I recently did some digging into how LinkedIn's newsfeed works, as part of that research I learned that the LinkedIn algorithm tries to keep a varied stream of different types of content in the newsfeed.

LinkedIn seems to prioritise different types of content - in order to keep the newsfeed engaging. I wanted to know how that worked in reality, so last week on holiday with some time on my hands I surveyed what content was actually winning in the newsfeed. 

My method was not particularly scientific. For 100 posts, I noted; the type of content being posted, the focus of the content (picture, video etc) and the reason it was in my timeline (posted by a connection or promoted by a company).

Here are the results.

External links appear as much as LinkedIn hosted content

One of my hypotheses before the survey had been that LinkedIn might prioritise content that kept people on the site instead of sending them away. Of the 100 posts, almost 30% were external content links - showing possibly that external links are not deprioritised as I had thought.

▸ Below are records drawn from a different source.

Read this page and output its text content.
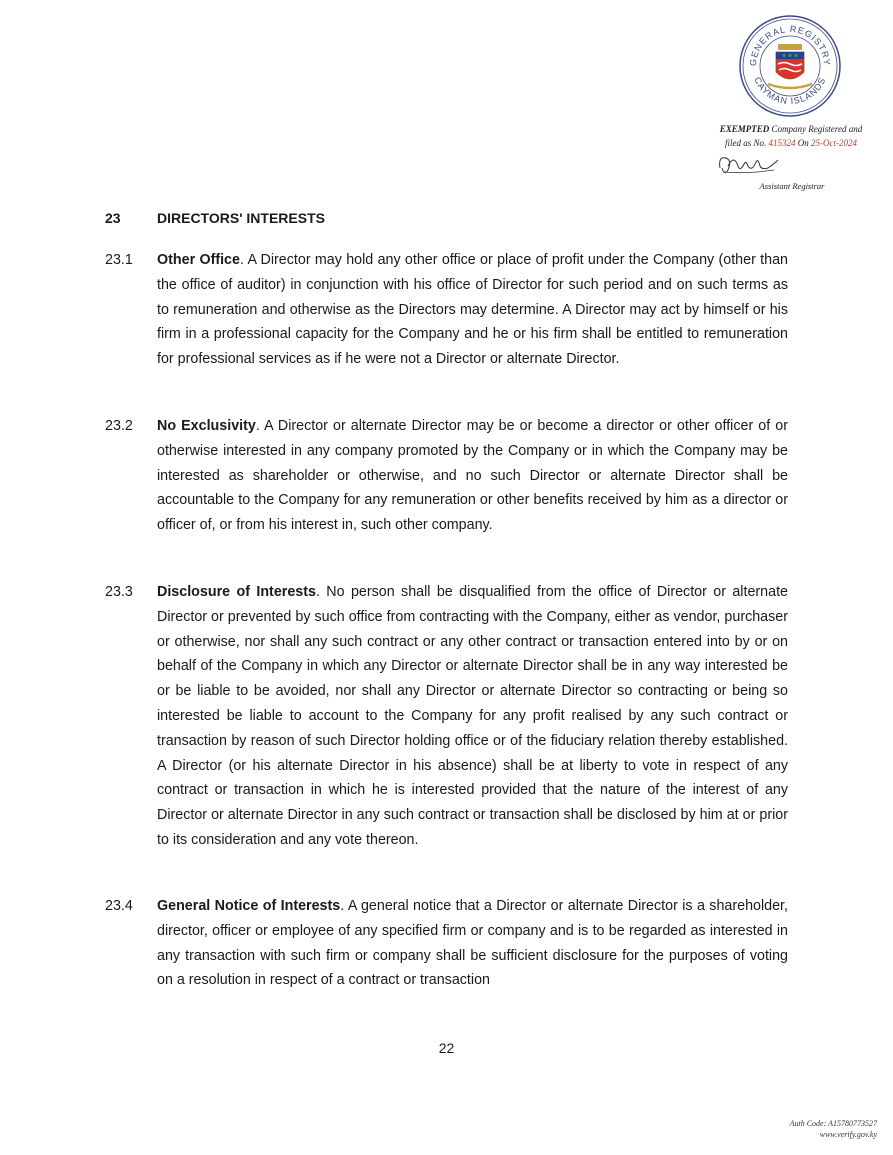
GENERAL REGISTRY
CAYMAN ISLANDS
EXEMPTED Company Registered and
filed as No. 415324 On 25-Oct-2024
Assistant Registrar
23	DIRECTORS' INTERESTS
23.1 Other Office. A Director may hold any other office or place of profit under the Company (other than the office of auditor) in conjunction with his office of Director for such period and on such terms as to remuneration and otherwise as the Directors may determine. A Director may act by himself or his firm in a professional capacity for the Company and he or his firm shall be entitled to remuneration for professional services as if he were not a Director or alternate Director.
23.2 No Exclusivity. A Director or alternate Director may be or become a director or other officer of or otherwise interested in any company promoted by the Company or in which the Company may be interested as shareholder or otherwise, and no such Director or alternate Director shall be accountable to the Company for any remuneration or other benefits received by him as a director or officer of, or from his interest in, such other company.
23.3 Disclosure of Interests. No person shall be disqualified from the office of Director or alternate Director or prevented by such office from contracting with the Company, either as vendor, purchaser or otherwise, nor shall any such contract or any other contract or transaction entered into by or on behalf of the Company in which any Director or alternate Director shall be in any way interested be or be liable to be avoided, nor shall any Director or alternate Director so contracting or being so interested be liable to account to the Company for any profit realised by any such contract or transaction by reason of such Director holding office or of the fiduciary relation thereby established. A Director (or his alternate Director in his absence) shall be at liberty to vote in respect of any contract or transaction in which he is interested provided that the nature of the interest of any Director or alternate Director in any such contract or transaction shall be disclosed by him at or prior to its consideration and any vote thereon.
23.4 General Notice of Interests. A general notice that a Director or alternate Director is a shareholder, director, officer or employee of any specified firm or company and is to be regarded as interested in any transaction with such firm or company shall be sufficient disclosure for the purposes of voting on a resolution in respect of a contract or transaction
22
Auth Code: A15780773527
www.verify.gov.ky
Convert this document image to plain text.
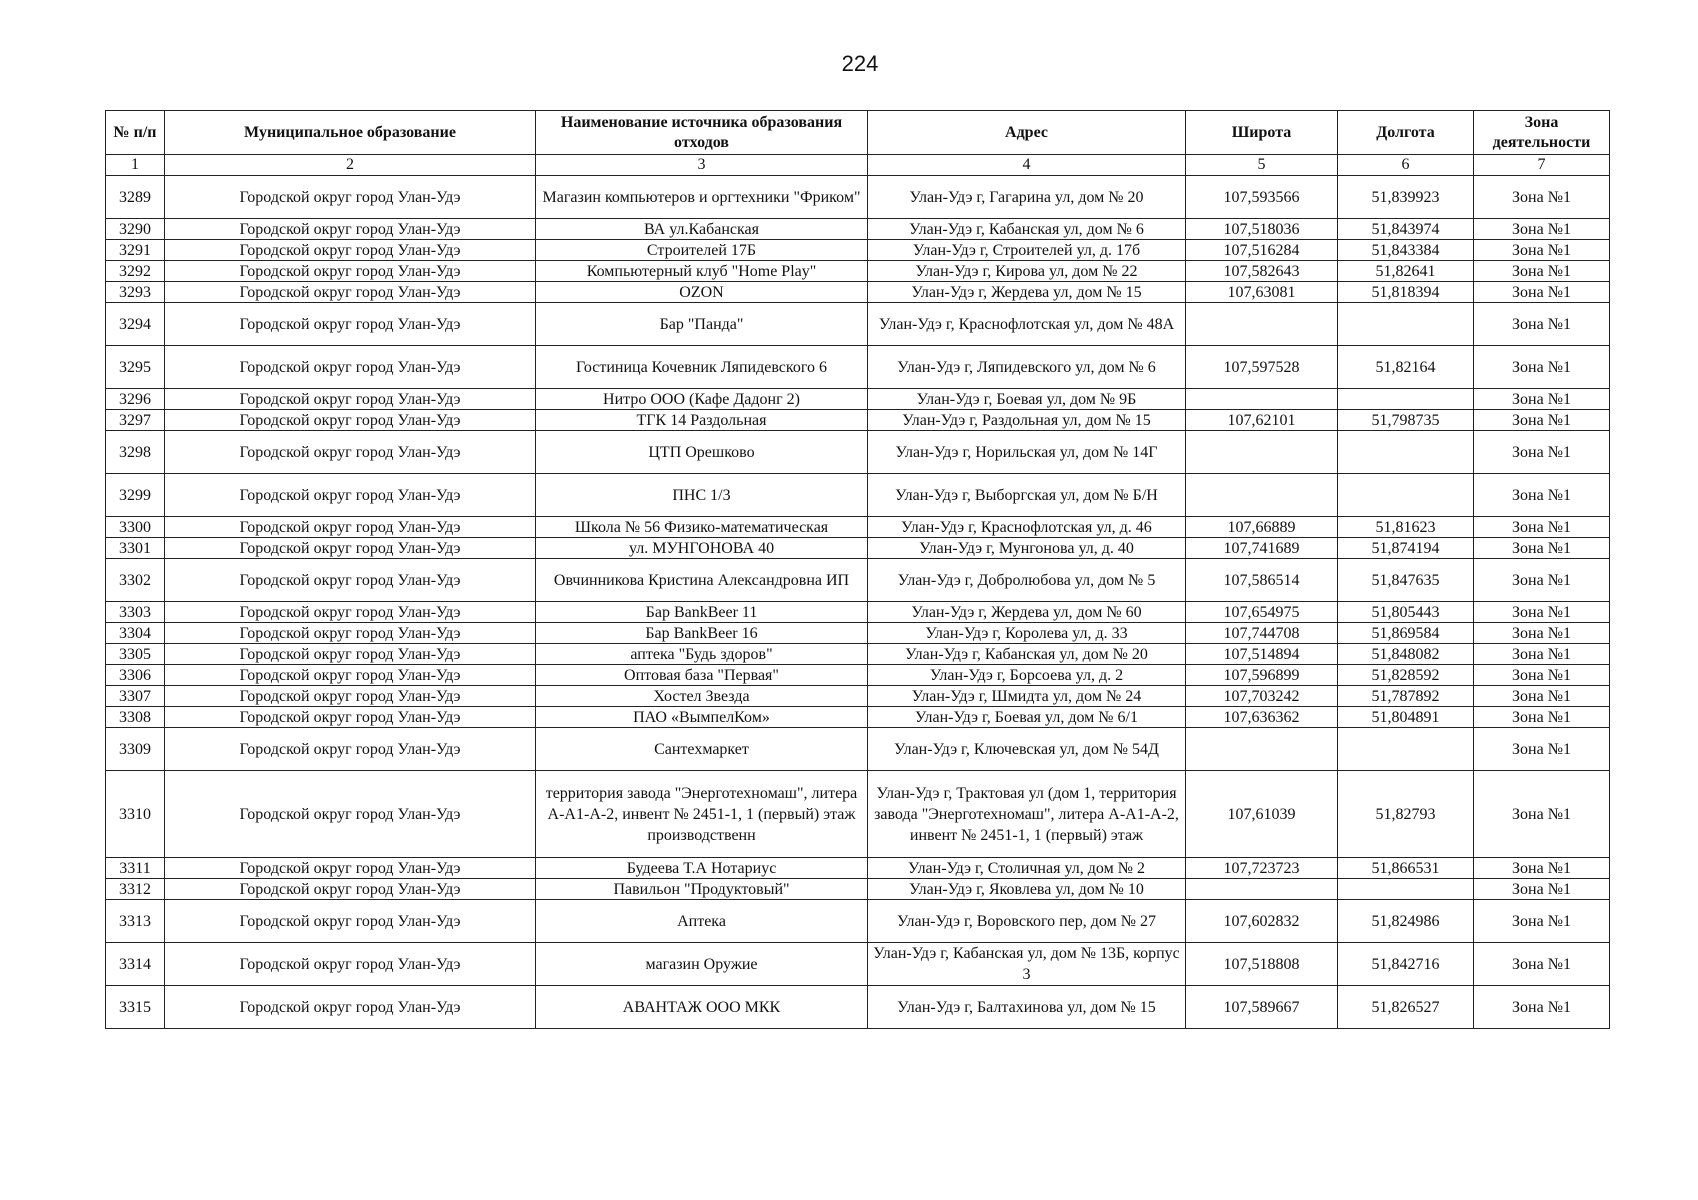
224
№ п/п	Муниципальное образование	Наименование источника образования отходов	Адрес	Широта	Долгота	Зона деятельности
1	2	3	4	5	6	7
3289	Городской округ город Улан-Удэ	Магазин компьютеров и оргтехники "Фриком"	Улан-Удэ г, Гагарина ул, дом № 20	107,593566	51,839923	Зона №1
3290	Городской округ город Улан-Удэ	ВА ул.Кабанская	Улан-Удэ г, Кабанская ул, дом № 6	107,518036	51,843974	Зона №1
3291	Городской округ город Улан-Удэ	Строителей 17Б	Улан-Удэ г, Строителей ул, д. 17б	107,516284	51,843384	Зона №1
3292	Городской округ город Улан-Удэ	Компьютерный клуб "Home Play"	Улан-Удэ г, Кирова ул, дом № 22	107,582643	51,82641	Зона №1
3293	Городской округ город Улан-Удэ	OZON	Улан-Удэ г, Жердева ул, дом № 15	107,63081	51,818394	Зона №1
3294	Городской округ город Улан-Удэ	Бар "Панда"	Улан-Удэ г, Краснофлотская ул, дом № 48А			Зона №1
3295	Городской округ город Улан-Удэ	Гостиница Кочевник Ляпидевского 6	Улан-Удэ г, Ляпидевского ул, дом № 6	107,597528	51,82164	Зона №1
3296	Городской округ город Улан-Удэ	Нитро ООО (Кафе Дадонг 2)	Улан-Удэ г, Боевая ул, дом № 9Б			Зона №1
3297	Городской округ город Улан-Удэ	ТГК 14 Раздольная	Улан-Удэ г, Раздольная ул, дом № 15	107,62101	51,798735	Зона №1
3298	Городской округ город Улан-Удэ	ЦТП Орешково	Улан-Удэ г, Норильская ул, дом № 14Г			Зона №1
3299	Городской округ город Улан-Удэ	ПНС 1/3	Улан-Удэ г, Выборгская ул, дом № Б/Н			Зона №1
3300	Городской округ город Улан-Удэ	Школа № 56 Физико-математическая	Улан-Удэ г, Краснофлотская ул, д. 46	107,66889	51,81623	Зона №1
3301	Городской округ город Улан-Удэ	ул. МУНГОНОВА 40	Улан-Удэ г, Мунгонова ул, д. 40	107,741689	51,874194	Зона №1
3302	Городской округ город Улан-Удэ	Овчинникова Кристина Александровна ИП	Улан-Удэ г, Добролюбова ул, дом № 5	107,586514	51,847635	Зона №1
3303	Городской округ город Улан-Удэ	Бар BankBeer 11	Улан-Удэ г, Жердева ул, дом № 60	107,654975	51,805443	Зона №1
3304	Городской округ город Улан-Удэ	Бар BankBeer 16	Улан-Удэ г, Королева ул, д. 33	107,744708	51,869584	Зона №1
3305	Городской округ город Улан-Удэ	аптека "Будь здоров"	Улан-Удэ г, Кабанская ул, дом № 20	107,514894	51,848082	Зона №1
3306	Городской округ город Улан-Удэ	Оптовая база "Первая"	Улан-Удэ г, Борсоева ул, д. 2	107,596899	51,828592	Зона №1
3307	Городской округ город Улан-Удэ	Хостел Звезда	Улан-Удэ г, Шмидта ул, дом № 24	107,703242	51,787892	Зона №1
3308	Городской округ город Улан-Удэ	ПАО «ВымпелКом»	Улан-Удэ г, Боевая ул, дом № 6/1	107,636362	51,804891	Зона №1
3309	Городской округ город Улан-Удэ	Сантехмаркет	Улан-Удэ г, Ключевская ул, дом № 54Д			Зона №1
3310	Городской округ город Улан-Удэ	территория завода "Энерготехномаш", литера А-А1-А-2, инвент № 2451-1, 1 (первый) этаж производственн	Улан-Удэ г, Трактовая ул (дом 1, территория завода "Энерготехномаш", литера А-А1-А-2, инвент № 2451-1, 1 (первый) этаж	107,61039	51,82793	Зона №1
3311	Городской округ город Улан-Удэ	Будеева Т.А Нотариус	Улан-Удэ г, Столичная ул, дом № 2	107,723723	51,866531	Зона №1
3312	Городской округ город Улан-Удэ	Павильон "Продуктовый"	Улан-Удэ г, Яковлева ул, дом № 10			Зона №1
3313	Городской округ город Улан-Удэ	Аптека	Улан-Удэ г, Воровского пер, дом № 27	107,602832	51,824986	Зона №1
3314	Городской округ город Улан-Удэ	магазин Оружие	Улан-Удэ г, Кабанская ул, дом № 13Б, корпус 3	107,518808	51,842716	Зона №1
3315	Городской округ город Улан-Удэ	АВАНТАЖ ООО МКК	Улан-Удэ г, Балтахинова ул, дом № 15	107,589667	51,826527	Зона №1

Quite surprisingly, only 4% of posts I saw were "text only" updates.

 


Promotional content edges out educational content

I categorised any content that promoted a company and its achievements as "promotional". Anything that had an informative or educational angle was "education" and anything that was not quite either came into the category of "update".

Educational content and promotion were the big winners here in the newsfeed.


Connection interactions, not posts created were the biggest influencer

I see what my connections have liked or commented on more than I saw what they posted themselves. 

A learning here is that every engagement you get from a connection on LinkedIn is exposure to their network as the most significant part of the wider network feed is dedicated to interactions from connections.

Content from influencers I follow appeared in my newsfeed a lot more than posts from my connections and far more than promoted content.